La People’s Alliance sera-t-elle une étoile filante?

La People’s Alliance bat de l’aile dans les sondages par les temps qui courent. C’est à se demander si elle ne sera qu’une étoile filante.

Le dernier coup de sonde de la firme Recherche MQO, publié la semaine dernière, est frappant. Il laisse entendre que le parti de Kris Austin a perdu du terrain au cours des derniers mois.

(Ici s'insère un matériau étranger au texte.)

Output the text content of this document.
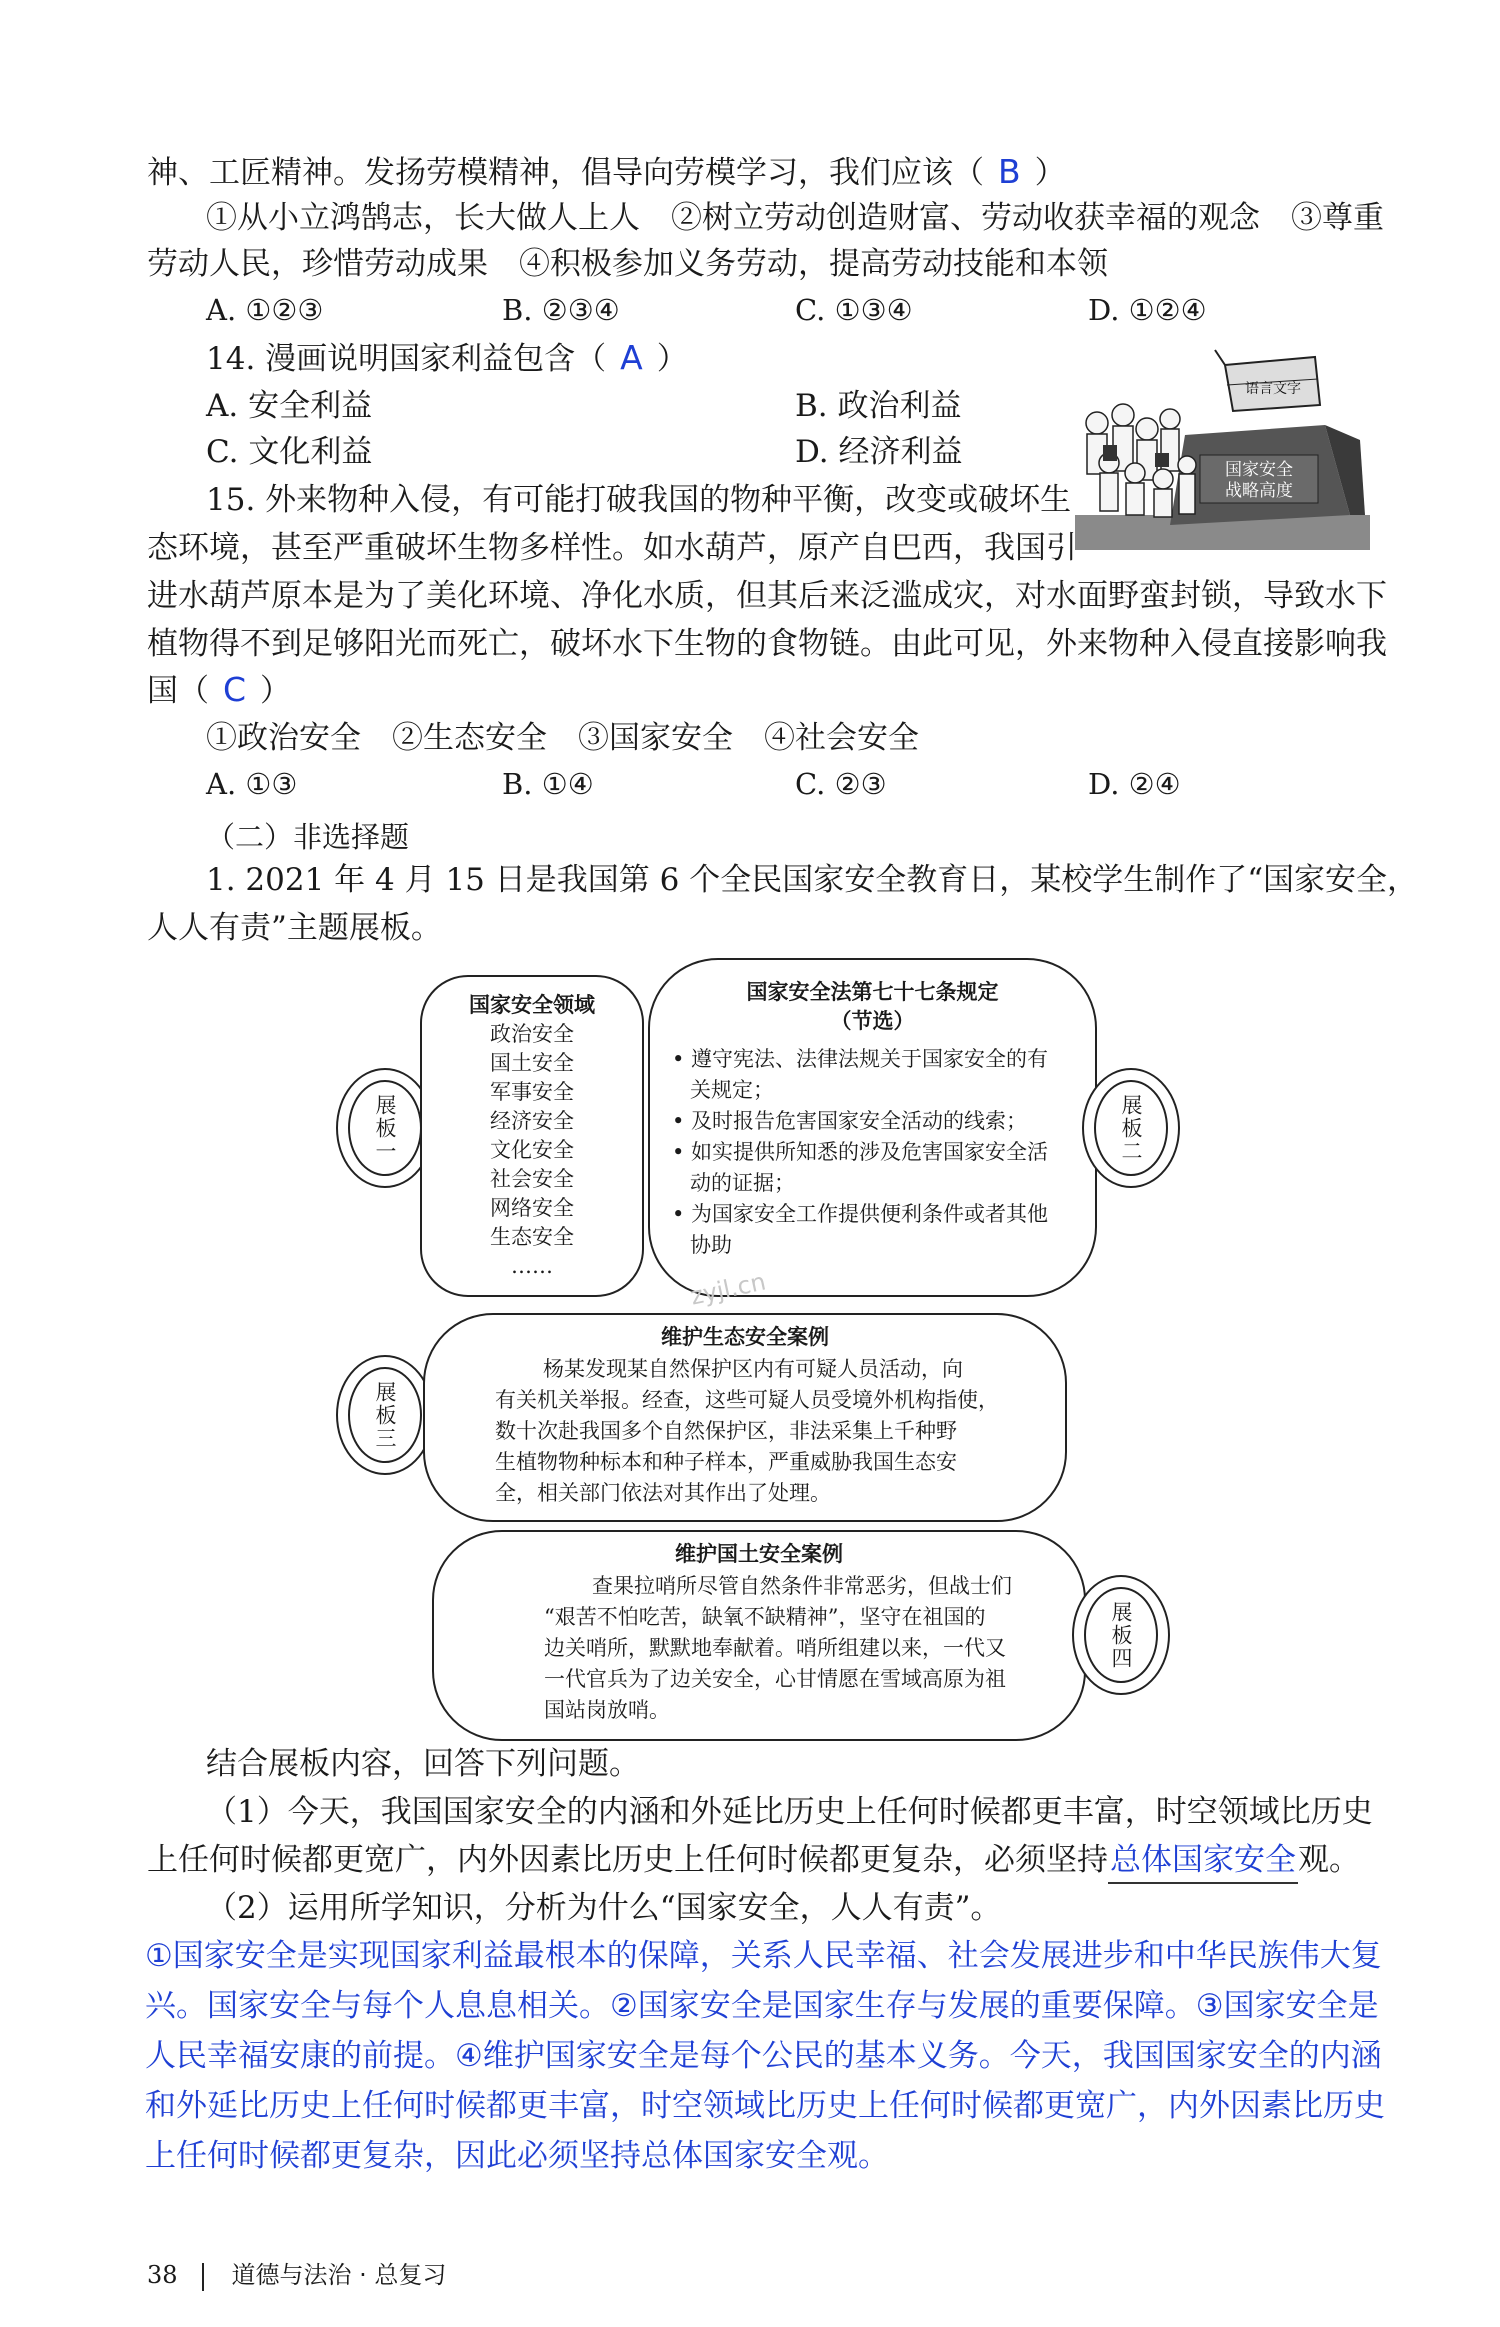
神、工匠精神。发扬劳模精神，倡导向劳模学习，我们应该（ B ）
①从小立鸿鹄志，长大做人上人　②树立劳动创造财富、劳动收获幸福的观念　③尊重
劳动人民，珍惜劳动成果　④积极参加义务劳动，提高劳动技能和本领
A. ①②③	B. ②③④	C. ①③④	D. ①②④
14. 漫画说明国家利益包含（ A ）
A. 安全利益	B. 政治利益
C. 文化利益	D. 经济利益	国家安全
战略高度
语言文字
15. 外来物种入侵，有可能打破我国的物种平衡，改变或破坏生
态环境，甚至严重破坏生物多样性。如水葫芦，原产自巴西，我国引
进水葫芦原本是为了美化环境、净化水质，但其后来泛滥成灾，对水面野蛮封锁，导致水下
植物得不到足够阳光而死亡，破坏水下生物的食物链。由此可见，外来物种入侵直接影响我
国（ C ）
①政治安全　②生态安全　③国家安全　④社会安全
A. ①③	B. ①④	C. ②③	D. ②④
（二）非选择题
1. 2021 年 4 月 15 日是我国第 6 个全民国家安全教育日，某校学生制作了“国家安全，
人人有责”主题展板。
展板一
国家安全领域
政治安全
国土安全
军事安全
经济安全
文化安全
社会安全
网络安全
生态安全
……
国家安全法第七十七条规定
（节选）
• 遵守宪法、法律法规关于国家安全的有关规定；
• 及时报告危害国家安全活动的线索；
• 如实提供所知悉的涉及危害国家安全活动的证据；
• 为国家安全工作提供便利条件或者其他协助
展板二
zyjl.cn
展板三
维护生态安全案例
杨某发现某自然保护区内有可疑人员活动，向
有关机关举报。经查，这些可疑人员受境外机构指使，
数十次赴我国多个自然保护区，非法采集上千种野
生植物物种标本和种子样本，严重威胁我国生态安
全，相关部门依法对其作出了处理。
维护国土安全案例
查果拉哨所尽管自然条件非常恶劣，但战士们
“艰苦不怕吃苦，缺氧不缺精神”，坚守在祖国的
边关哨所，默默地奉献着。哨所组建以来，一代又
一代官兵为了边关安全，心甘情愿在雪域高原为祖
国站岗放哨。
展板四
结合展板内容，回答下列问题。
（1）今天，我国国家安全的内涵和外延比历史上任何时候都更丰富，时空领域比历史
上任何时候都更宽广，内外因素比历史上任何时候都更复杂，必须坚持总体国家安全观。
（2）运用所学知识，分析为什么“国家安全，人人有责”。
①国家安全是实现国家利益最根本的保障，关系人民幸福、社会发展进步和中华民族伟大复
兴。国家安全与每个人息息相关。②国家安全是国家生存与发展的重要保障。③国家安全是
人民幸福安康的前提。④维护国家安全是每个公民的基本义务。今天，我国国家安全的内涵
和外延比历史上任何时候都更丰富，时空领域比历史上任何时候都更宽广，内外因素比历史
上任何时候都更复杂，因此必须坚持总体国家安全观。
38 道德与法治 · 总复习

D’octobre 2018 à aujourd’hui, ses appuis ont diminué de moitié, passant de 11% à 5%. Ce n’est pas rien.

N’oublions pas que ce petit parti a réussi à se démarquer lors de la dernière campagne électorale en promettant de bousculer le statu quo maintenu depuis toujours par les bleus et les rouges.

Le hic, c’est que peu après avoir fait élire trois députés, il s’est très rapidement rangé du côté du Parti progressiste-conservateur.

Depuis, la People’s Alliance se tient calme et ne trouble pas beaucoup l’ordre établi.

Elle lève le ton de temps en temps, mais rentre vite dans les rangs. En fin de compte, elle est plus un petit chihuahua qu’un gros bulldog.

Et puis on voit bien qu’elle n’a pas accompli grand-chose de concret jusqu’à maintenant. Même dans les dossiers linguistiques – qui lui sont pourtant tellement chers – elle n’a pas réussi à imposer sa vision.

Tout cela fait en sorte qu’il est aujourd’hui difficile de la différencier du Parti progressiste-conservateur.

S’ils ne veulent pas continuer de voir leurs appuis fondre comme neige au soleil, Kris Austin et ses collègues vont devoir trouver le moyen de brasser la cage comme ils avaient promis de le faire. Et vite à part de ça.

Ils pourraient peut-être s’inspirer du Parti vert de David Coon, qui ne s’est pas agenouillé devant qui que ce soit et dont la popularité ne se dément pas.

Sans un coup de barre pour signaler à sa base qu’elle défend ses intérêts à Fredericton, la People’s Alliance risque de sombrer dans l’oubli.